Loveless in Final Fantasy VII: Crisis Core

Loveless ist ein Roman, den Genesis sehr gerne liest und immer dabei hat. Seine Erzählungen weichen doch oftmals stark vom Original ab. Genesis fügt zum Beispiel einen vierten Akt hinzu, welches jedoch beim Original nicht vorhanden ist.

Loveless Roman Geneses Thesen

Loveless – Prolog

Wenn der Kampf der Bestien
das Ende der Welten einläutet,
wird die Göttin vom Himmel herabsteigen.

Die Schwingen des Lichts
und der Dunkelheit ausgebreitet,
wird sie uns führen zu Glück,
ihrem ewiglichen Geschenk.

Loveless - Prolog

Wenn der Kampf der Bestien
das Ende der Welt einläutet,
wird die Göttin vom Himmel herabsteigen.

Die Schwingen des Lichts
und der Dunkelheit ausgebreitet,
wird sie uns führen zu Glück,
ihrem ewiglichen Geschenk

Akt I

Das unergründliche Geheimnis,
der Göttin kostbarstes Geschenk,
es suchend zogen fort drei Männer,
doch im Krieg ihr Schicksal anders lenkt.

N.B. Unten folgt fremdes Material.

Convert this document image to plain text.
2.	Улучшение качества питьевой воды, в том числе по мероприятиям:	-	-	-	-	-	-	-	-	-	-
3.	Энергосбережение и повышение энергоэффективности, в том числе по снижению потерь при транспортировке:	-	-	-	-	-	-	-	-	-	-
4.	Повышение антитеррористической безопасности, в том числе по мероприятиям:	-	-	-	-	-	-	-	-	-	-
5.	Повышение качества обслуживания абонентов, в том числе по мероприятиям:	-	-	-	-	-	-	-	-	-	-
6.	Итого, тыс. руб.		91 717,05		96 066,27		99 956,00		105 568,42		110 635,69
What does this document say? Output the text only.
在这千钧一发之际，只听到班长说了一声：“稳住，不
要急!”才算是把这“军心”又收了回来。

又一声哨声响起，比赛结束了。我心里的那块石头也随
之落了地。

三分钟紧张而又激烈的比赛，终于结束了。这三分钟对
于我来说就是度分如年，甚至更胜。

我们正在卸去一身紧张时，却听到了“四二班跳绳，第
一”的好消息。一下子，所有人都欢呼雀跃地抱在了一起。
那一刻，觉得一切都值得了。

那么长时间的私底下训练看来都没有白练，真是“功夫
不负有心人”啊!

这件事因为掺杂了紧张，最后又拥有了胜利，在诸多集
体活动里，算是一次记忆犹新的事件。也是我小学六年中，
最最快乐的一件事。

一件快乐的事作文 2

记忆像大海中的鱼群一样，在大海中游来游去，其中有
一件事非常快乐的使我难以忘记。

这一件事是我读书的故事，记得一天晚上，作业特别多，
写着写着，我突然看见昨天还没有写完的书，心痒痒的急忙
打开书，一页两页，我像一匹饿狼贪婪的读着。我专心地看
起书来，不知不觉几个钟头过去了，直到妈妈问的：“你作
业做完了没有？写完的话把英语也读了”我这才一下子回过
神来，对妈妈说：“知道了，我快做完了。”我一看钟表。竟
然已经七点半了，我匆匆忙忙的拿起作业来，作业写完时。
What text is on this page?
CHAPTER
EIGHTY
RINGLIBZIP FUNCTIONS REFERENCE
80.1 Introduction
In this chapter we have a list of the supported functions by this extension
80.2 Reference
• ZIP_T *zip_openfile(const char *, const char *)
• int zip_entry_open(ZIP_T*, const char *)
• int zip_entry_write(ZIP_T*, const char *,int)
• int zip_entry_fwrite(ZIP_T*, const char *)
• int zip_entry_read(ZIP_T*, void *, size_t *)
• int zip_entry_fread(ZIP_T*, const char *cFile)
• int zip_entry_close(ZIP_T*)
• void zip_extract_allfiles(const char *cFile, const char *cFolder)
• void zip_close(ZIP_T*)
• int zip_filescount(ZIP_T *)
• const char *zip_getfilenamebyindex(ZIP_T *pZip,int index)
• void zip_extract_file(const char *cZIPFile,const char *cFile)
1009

Der erste ward ein Held, umjubelt.
Der zweite streifte frei durchs Land.
Der dritte aber ward gefangen,
durch seine Feinde grausam Hand.

Und doch, die Bande ihrer Herzen,
sie lebten fort in einem Schwur,
zu finden einst der Göttin Gabe,
des Rätsels wahrhaftige Natur.

Akt I

Unergründlich geheimnisvoll ist das Geschenk der Göttin.
Es suchend erheben wir uns in die Lüfte,
Drei Freunde ziehen in die Schlacht.

Einer wird gefangen,
Einer fliegt hinfort.
Der dritte aber wird zu einem Helden.
Mein Freund fliegst du hinfort?
Einer Welt entgegen,
die uns verabscheut?
Ein unerbittlicher Morgen allein wird dich erwarten.
Egal aus welcher Richtung der Wind weht

Es wird keinen Hass geben, nur Freude.
Denn dir gilt die Liebe der Göttin.
Held des Anbeginns,
Heiler der Welten.

Akt II

Dem Gefangenen gelingt die Flucht,
doch wird er schwer verletzt.
Eine Frau aus Feindes Reihen ist's,
die unverhofft ihn pflegt und schätzt.

In trauter Abgeschiedenheit
beginnt ein neues Leben.
Ihr Glück scheint ewig, immerfort.
Wonach noch sollt er streben?
Doch wie die seel'ge Zeit verstreicht,
ein alter Schwur ihn Reue heißt.

Akt II

Legenden werden erzählen von einem Opfer am anderen Ende der Welt.
Der Wind streicht über die Wasseroberfläche.
Sanft,
doch mit Gewissheit.

Wellen kräuseln die Wasseroberfläche,
Rastlos sind irrende Seelen

Mein Freund,
die Sehnsucht ist der Quell allen Lebens,
das Geschenk der Göttin.

Akt III

Des Krieges Wirren täglich mehr,
der Welten Ende nahte.
Der Gefangene zog fort erneut,
zurück ließ er sein Angetraut'.
Denn Hoffnung auf das Glück ihn trieb,
den Schwur zu halten, war ihm lieb.

Und auch wenn die zwei Liebenden
sich kein Versprechen gaben,
in ihren Herzen flammte Licht,
sich einst zurückzuhaben.

Akt III

Grausam ist das Schicksal,
mein Freund.
Längst verloren sind Träume und Ehre.
Der Pfeil hat den Bogen der Göttin verlassen.
An dem zwei Freunde sich zum Duell herausfordern.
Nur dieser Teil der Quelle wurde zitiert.